Let's get the facts straight. If the unit meets emissions but is only certified to stay that way for 50 hours versus 300, what does that tell you about the quality of the engine? Look at the label on the BG55, you will see it says category C (50 hours) and that is why Stihl puts it in their "Homescaper Series". Now the BG85 (or BG86) is a different story, that unit is in their, "Professional Series" and it gets a Category A (300 hours) rating. It makes a difference to Stihl, that is why they have the "Homescaper Series", and all the product you will find there will be Category C (50 hours) equipment. They put it right on their hang tags: "Homeowner"; "Mid-Range"; "Professional". If you don't believe me, go to a Stihl dealer and check it out.
All the ECHO product gets a category C (300 hour) rating because it stays in compliance with emissions for a minimum of 300 hours or longer. You may not care about emissions. Think about it. If the unit meets emissions when it is new, but comes out of complicance at 50 hours versus 300 hours, why is that?

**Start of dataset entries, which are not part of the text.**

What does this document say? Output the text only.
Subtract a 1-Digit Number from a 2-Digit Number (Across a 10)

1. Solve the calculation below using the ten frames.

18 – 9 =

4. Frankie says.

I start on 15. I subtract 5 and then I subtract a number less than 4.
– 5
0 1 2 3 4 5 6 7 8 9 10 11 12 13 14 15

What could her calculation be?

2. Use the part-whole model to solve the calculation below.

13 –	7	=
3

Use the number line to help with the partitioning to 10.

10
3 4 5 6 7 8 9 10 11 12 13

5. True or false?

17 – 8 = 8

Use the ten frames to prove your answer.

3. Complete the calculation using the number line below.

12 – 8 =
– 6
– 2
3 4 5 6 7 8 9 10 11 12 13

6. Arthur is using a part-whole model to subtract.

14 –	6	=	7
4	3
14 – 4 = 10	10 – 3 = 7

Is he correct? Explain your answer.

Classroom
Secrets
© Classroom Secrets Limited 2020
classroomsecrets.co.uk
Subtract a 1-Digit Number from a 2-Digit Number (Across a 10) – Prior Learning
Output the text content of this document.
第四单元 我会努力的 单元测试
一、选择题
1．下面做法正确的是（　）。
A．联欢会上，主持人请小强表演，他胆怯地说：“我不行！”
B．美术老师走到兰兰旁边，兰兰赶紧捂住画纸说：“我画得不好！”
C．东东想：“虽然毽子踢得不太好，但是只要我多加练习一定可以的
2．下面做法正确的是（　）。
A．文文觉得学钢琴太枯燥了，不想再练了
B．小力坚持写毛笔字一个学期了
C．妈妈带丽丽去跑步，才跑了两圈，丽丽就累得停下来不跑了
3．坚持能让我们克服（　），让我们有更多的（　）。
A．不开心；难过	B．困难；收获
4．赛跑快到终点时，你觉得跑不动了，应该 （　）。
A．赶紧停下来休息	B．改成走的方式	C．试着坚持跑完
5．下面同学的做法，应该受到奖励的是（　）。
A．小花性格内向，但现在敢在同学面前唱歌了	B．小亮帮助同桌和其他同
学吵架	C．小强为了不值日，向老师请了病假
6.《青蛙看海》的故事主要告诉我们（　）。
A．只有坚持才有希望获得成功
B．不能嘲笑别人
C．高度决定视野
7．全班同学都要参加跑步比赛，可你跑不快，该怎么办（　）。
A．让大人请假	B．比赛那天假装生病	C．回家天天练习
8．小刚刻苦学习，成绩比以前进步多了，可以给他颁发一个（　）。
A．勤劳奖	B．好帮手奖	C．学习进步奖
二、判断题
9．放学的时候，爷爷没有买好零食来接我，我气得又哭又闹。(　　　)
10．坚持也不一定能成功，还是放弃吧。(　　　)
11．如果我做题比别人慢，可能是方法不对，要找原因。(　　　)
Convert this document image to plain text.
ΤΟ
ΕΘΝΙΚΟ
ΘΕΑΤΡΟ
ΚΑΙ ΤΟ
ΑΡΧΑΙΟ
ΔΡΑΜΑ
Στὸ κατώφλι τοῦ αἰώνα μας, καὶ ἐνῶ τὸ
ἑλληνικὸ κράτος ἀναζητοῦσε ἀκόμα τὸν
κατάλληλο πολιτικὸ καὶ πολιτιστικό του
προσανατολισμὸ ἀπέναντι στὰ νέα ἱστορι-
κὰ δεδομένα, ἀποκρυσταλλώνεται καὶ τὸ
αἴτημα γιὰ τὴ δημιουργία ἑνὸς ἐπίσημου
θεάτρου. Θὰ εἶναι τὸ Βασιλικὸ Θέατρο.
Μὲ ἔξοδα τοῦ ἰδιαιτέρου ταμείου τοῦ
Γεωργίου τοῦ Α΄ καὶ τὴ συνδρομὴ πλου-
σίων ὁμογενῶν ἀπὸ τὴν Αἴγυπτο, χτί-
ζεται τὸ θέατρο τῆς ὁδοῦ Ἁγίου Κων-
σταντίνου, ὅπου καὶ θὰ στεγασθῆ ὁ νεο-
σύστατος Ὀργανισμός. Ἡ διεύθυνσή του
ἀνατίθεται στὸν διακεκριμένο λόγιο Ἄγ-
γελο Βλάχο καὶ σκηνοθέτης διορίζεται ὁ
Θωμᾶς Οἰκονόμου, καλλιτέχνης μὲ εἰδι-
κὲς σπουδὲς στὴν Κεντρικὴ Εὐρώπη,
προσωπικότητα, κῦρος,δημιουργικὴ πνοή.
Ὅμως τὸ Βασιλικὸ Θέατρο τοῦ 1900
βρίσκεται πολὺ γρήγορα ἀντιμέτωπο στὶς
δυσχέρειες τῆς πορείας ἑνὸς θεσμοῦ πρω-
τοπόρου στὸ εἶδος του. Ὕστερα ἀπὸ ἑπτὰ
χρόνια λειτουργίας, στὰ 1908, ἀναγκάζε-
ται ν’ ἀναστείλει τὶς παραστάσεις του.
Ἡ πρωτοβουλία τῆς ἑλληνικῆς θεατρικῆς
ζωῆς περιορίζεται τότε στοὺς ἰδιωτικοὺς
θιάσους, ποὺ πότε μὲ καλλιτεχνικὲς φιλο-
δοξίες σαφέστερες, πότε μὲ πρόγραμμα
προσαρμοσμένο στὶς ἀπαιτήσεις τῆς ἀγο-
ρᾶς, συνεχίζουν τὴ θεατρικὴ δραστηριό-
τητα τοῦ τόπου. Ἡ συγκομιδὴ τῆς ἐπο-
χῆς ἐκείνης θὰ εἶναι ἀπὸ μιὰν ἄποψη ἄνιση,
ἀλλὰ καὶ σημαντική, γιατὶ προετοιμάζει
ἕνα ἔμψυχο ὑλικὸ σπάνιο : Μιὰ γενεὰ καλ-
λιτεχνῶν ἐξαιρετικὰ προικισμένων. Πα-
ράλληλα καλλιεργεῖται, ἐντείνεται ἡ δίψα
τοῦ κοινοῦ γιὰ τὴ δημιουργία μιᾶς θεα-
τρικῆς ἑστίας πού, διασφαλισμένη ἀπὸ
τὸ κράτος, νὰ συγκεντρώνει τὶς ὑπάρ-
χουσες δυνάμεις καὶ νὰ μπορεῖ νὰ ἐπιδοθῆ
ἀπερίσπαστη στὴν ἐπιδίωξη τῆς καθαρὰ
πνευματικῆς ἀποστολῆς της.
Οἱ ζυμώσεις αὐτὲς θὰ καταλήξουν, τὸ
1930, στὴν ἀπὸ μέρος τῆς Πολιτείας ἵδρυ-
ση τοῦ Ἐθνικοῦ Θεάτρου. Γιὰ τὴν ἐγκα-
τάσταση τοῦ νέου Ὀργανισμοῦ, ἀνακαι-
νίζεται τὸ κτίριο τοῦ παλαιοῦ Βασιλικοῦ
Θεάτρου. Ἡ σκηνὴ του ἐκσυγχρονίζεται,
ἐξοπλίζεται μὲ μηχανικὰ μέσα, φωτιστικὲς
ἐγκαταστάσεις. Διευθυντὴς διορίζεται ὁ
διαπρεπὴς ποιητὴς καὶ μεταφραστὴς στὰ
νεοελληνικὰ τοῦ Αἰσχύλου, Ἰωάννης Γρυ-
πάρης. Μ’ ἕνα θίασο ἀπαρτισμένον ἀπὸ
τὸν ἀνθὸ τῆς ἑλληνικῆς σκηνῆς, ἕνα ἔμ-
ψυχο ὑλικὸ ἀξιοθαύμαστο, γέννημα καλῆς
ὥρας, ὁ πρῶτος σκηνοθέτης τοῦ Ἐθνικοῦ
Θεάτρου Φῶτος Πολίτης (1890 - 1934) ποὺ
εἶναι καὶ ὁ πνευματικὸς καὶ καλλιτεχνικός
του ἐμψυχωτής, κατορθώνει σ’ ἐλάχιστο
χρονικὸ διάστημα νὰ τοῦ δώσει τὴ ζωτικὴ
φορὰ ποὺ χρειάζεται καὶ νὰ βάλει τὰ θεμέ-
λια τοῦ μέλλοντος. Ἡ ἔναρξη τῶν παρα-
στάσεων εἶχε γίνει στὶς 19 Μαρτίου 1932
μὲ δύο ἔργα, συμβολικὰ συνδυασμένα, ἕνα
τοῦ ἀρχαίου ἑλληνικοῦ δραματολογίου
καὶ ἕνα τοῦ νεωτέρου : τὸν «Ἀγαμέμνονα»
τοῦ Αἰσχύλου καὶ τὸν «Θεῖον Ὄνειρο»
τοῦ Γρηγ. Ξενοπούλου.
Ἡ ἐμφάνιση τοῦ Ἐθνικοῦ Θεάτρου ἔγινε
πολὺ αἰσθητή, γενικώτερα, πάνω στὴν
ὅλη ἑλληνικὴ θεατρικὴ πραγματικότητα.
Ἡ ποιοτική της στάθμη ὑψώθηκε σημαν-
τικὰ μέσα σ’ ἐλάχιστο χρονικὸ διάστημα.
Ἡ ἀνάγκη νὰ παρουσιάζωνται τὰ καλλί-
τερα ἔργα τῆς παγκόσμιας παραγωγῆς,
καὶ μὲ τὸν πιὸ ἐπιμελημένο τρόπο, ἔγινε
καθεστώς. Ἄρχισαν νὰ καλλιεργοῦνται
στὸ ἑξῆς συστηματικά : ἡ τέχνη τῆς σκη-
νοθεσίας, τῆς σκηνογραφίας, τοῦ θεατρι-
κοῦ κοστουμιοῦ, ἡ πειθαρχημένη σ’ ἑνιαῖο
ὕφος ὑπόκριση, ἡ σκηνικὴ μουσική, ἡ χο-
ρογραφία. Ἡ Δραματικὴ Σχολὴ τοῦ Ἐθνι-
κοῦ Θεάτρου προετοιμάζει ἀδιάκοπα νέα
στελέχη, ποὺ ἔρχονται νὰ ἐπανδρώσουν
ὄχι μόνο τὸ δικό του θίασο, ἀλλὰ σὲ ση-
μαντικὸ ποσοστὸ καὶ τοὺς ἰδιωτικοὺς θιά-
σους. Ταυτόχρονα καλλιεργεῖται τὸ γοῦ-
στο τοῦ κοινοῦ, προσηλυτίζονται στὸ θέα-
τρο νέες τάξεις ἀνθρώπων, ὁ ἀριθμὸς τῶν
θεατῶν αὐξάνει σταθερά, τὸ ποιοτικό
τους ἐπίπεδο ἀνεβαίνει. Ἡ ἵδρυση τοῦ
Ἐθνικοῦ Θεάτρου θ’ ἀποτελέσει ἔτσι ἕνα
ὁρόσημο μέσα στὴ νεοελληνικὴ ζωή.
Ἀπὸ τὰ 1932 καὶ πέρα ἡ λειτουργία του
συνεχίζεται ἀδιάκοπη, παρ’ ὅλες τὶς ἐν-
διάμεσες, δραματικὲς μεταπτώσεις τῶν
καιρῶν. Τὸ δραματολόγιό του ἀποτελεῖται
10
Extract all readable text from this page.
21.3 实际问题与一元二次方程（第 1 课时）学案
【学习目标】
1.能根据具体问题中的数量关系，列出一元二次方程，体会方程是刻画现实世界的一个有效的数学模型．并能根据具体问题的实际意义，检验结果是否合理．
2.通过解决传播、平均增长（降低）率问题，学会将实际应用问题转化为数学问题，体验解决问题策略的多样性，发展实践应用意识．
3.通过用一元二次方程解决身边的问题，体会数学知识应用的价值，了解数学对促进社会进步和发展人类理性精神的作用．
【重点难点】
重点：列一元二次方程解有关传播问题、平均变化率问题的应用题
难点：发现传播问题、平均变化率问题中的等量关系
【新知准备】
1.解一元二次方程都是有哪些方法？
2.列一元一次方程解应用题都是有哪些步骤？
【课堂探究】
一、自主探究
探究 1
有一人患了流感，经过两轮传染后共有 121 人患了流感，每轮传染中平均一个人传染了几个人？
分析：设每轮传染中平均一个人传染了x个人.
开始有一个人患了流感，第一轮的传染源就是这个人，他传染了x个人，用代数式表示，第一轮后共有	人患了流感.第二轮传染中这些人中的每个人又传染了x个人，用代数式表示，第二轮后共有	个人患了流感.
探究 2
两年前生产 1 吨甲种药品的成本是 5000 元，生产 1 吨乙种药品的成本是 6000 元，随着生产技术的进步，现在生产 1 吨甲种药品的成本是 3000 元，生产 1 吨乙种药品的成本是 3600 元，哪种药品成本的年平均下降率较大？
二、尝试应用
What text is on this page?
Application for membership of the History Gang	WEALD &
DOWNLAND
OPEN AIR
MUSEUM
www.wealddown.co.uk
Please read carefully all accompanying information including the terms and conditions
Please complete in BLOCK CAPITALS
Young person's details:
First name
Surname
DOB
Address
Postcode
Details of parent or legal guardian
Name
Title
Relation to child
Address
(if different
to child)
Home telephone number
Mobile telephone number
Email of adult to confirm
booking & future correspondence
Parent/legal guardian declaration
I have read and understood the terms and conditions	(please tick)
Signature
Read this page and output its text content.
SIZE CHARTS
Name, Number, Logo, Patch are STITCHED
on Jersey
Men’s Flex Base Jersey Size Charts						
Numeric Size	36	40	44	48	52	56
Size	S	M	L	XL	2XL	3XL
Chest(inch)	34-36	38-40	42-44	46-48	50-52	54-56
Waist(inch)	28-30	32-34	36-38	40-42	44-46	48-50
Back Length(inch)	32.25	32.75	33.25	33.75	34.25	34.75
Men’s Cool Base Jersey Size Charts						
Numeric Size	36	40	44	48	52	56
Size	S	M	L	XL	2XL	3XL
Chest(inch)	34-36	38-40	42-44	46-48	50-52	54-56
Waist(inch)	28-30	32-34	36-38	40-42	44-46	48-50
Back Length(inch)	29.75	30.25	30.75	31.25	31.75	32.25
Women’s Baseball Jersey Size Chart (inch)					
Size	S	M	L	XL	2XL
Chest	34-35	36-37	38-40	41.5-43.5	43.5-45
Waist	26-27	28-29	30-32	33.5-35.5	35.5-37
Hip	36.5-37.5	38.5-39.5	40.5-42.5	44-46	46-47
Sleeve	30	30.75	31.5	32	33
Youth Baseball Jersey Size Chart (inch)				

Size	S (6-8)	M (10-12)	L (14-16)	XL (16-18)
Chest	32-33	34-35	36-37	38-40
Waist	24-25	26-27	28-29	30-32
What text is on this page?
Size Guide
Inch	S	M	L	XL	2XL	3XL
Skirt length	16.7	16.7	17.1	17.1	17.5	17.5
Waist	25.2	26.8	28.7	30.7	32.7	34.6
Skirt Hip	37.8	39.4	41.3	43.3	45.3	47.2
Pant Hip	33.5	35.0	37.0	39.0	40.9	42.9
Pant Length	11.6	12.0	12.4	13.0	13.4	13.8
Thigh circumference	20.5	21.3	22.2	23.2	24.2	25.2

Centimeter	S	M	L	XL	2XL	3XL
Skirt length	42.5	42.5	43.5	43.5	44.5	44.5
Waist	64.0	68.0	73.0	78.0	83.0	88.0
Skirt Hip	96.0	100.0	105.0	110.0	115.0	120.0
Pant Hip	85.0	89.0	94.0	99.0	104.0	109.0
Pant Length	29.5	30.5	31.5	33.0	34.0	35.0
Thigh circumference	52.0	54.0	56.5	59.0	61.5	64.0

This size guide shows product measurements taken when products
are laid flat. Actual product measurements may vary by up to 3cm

The answer is not because ECHO puts more emissions "gizmos" on their machines, or the unit does not last long enought to come out of compliance. Those are ridiculous statements! Talk about ignorance. Go talk to a knowledgeable mechanic at dealer that sells both Stihl and ECHO. They will tell you which units last longer and which units they buy for themselves.
There is no doubt Stihl makes some good product, but you have to pay for it, you have to step up to their "Professional Series". But your beloved Stihl also makes some pretty weak products in comparison as well and that is what you will find those in their "Homescaper Series".